A Note on the Inapproximability of Correlation Clustering

We consider inapproximability issue for the correlation clustering problem introduced by Bansal, Blum and Chawla \cite{Ban04}. Given a graph $G = (V,E)$ where each edge is labeled either "$+$" (similar) or "$-$" (dissimilar), correlation clustering seeks to partition the vertices into clusters so that the number of pairs correctly (resp. incorrectly) classified with respected to the labels is maximized (resp. minimized). The two complementary problems are called \textsc{MaxAgree} and \textsc{MinDisagree}, respectively, and have been studied on complete graphs, where every edge is labeled, and general graphs, where some edge might not have been labeled. Natural weighted version of both problems have been studied as well.
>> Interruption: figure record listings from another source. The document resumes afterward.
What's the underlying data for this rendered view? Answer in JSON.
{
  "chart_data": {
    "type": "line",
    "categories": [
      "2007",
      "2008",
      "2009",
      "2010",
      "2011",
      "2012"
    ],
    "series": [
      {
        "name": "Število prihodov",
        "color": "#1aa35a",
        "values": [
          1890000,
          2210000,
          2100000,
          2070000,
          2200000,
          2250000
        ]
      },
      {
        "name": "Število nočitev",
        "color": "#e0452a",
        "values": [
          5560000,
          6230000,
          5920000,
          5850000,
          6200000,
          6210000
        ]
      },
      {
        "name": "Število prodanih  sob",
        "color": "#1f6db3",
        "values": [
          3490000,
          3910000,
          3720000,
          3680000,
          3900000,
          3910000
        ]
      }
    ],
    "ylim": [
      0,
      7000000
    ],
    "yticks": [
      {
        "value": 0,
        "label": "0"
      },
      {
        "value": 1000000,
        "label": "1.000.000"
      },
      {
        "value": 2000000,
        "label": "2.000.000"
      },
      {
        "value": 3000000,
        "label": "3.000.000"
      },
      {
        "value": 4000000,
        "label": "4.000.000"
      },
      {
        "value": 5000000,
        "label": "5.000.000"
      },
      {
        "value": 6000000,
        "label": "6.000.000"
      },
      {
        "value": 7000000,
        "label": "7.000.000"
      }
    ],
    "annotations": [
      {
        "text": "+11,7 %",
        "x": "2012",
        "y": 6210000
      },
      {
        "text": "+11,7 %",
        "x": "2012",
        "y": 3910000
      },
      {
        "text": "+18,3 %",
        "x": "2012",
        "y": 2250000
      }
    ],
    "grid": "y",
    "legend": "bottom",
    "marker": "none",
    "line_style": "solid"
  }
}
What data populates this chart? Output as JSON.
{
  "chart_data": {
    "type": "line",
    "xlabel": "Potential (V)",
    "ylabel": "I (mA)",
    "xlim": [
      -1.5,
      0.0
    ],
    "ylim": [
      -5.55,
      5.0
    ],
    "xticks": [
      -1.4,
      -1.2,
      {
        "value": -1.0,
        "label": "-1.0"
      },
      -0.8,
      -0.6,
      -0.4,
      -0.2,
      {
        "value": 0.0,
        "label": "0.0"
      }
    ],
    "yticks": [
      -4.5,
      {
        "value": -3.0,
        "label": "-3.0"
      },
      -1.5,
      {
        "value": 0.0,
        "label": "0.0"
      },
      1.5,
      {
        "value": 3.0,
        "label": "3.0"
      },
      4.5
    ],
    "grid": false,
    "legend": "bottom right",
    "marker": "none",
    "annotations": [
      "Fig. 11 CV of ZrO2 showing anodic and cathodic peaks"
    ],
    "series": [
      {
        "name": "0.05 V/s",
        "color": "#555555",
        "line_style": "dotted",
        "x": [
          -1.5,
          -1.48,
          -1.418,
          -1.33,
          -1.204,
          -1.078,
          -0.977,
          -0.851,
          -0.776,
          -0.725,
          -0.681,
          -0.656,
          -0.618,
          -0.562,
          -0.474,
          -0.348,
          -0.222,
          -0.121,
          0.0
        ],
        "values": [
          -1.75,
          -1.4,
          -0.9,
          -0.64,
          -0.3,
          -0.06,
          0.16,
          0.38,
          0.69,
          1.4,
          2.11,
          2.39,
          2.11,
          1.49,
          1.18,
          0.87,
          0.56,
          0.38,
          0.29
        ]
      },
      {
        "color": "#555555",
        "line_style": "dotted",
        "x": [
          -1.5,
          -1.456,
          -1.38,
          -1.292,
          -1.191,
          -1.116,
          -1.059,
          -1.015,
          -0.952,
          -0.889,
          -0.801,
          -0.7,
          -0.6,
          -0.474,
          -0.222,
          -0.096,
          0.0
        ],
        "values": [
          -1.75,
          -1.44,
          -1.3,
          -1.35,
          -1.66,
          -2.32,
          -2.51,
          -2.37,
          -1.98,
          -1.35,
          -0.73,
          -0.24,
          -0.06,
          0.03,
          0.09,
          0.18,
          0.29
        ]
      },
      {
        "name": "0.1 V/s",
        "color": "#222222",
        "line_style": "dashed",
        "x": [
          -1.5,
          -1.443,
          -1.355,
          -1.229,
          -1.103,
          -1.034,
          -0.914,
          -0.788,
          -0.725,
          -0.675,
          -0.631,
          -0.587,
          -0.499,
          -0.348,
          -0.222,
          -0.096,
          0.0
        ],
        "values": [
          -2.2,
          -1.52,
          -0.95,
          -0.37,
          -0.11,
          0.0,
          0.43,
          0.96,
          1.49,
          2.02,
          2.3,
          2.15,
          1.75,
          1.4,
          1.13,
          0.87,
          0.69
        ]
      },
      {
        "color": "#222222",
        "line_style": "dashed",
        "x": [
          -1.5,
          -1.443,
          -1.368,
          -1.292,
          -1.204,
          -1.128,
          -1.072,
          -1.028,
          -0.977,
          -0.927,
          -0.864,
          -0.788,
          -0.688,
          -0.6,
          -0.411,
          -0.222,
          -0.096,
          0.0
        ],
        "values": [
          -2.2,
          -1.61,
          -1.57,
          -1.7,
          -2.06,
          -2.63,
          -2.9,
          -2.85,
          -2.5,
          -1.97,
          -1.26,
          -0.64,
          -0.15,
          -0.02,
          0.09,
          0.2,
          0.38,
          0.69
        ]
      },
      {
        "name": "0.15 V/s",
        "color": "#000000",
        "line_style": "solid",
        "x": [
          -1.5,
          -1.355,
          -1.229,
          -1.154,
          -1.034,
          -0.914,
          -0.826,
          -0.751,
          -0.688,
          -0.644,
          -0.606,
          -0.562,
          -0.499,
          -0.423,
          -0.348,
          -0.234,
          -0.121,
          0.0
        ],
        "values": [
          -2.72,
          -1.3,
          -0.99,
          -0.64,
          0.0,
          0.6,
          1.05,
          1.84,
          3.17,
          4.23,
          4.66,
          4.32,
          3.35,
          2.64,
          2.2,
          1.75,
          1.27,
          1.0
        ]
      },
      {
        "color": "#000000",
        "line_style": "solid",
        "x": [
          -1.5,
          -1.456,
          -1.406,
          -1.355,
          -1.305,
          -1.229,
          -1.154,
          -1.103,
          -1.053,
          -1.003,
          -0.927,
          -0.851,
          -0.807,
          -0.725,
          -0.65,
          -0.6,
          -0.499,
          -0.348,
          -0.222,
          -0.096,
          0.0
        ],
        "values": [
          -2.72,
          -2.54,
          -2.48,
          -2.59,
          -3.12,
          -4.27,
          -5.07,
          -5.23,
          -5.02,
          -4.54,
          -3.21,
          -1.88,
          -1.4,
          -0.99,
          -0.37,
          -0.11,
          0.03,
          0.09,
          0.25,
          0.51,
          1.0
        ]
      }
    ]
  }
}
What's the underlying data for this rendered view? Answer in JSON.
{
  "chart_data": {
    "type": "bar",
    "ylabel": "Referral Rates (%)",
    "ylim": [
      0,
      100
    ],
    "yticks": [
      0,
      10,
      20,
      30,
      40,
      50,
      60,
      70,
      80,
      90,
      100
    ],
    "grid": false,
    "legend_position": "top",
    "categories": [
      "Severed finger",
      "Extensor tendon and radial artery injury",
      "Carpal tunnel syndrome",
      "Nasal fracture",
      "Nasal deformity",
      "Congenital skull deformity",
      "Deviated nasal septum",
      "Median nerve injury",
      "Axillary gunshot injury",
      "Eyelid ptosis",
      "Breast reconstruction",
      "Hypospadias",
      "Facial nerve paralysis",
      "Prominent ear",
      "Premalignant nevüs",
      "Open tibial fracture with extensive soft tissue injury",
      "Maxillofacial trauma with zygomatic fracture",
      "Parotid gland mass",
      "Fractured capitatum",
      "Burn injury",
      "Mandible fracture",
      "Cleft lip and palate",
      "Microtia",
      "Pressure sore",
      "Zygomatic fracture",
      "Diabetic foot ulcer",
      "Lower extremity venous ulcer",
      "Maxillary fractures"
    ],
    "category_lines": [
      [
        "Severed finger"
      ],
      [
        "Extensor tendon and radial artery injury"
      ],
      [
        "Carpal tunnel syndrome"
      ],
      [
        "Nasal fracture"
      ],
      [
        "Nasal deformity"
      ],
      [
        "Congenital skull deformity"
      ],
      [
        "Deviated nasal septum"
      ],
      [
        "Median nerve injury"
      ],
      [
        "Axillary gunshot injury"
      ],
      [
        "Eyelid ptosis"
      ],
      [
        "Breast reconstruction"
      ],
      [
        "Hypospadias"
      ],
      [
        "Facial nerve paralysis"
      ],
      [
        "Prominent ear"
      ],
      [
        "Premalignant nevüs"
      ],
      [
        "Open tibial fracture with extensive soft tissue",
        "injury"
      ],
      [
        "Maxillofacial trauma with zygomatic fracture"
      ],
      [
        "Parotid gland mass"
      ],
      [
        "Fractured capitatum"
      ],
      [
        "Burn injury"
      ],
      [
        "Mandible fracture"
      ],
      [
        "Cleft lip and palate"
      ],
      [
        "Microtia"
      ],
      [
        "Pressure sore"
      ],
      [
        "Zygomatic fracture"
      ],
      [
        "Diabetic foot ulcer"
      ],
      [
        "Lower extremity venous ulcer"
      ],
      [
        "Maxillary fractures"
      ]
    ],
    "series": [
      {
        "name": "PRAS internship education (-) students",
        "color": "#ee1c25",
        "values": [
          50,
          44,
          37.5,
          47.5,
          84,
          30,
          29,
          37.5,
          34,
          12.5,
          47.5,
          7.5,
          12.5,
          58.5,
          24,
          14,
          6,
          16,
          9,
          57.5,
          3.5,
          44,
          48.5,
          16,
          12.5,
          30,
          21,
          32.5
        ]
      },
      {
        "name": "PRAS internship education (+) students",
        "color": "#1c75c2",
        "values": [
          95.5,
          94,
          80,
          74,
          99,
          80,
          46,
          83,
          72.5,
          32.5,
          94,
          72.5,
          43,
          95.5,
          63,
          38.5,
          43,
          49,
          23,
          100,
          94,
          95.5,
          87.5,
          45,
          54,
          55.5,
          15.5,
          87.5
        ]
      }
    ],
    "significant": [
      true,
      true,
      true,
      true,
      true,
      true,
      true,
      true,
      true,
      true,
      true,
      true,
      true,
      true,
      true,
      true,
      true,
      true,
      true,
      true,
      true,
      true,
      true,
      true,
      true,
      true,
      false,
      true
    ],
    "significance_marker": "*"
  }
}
In particular, Charikar, Guruswami and Wirth \cite{Chari05} proved that for any $\epsilon > 0$ it is $\mathcal{NP}$-hard to approximate weighted (resp. unweighted) \textsc{MaxAgree} in general graphs within a factor of $79/80+\epsilon$ (resp. $115/116+\epsilon$). Our main contribution in this paper is to improve upon this result by showing that it is also hard (assuming $\mathcal{NP\neq RP}$) to approximate unweighted \textsc{MaxAgree} within a factor of $79/80+\epsilon$.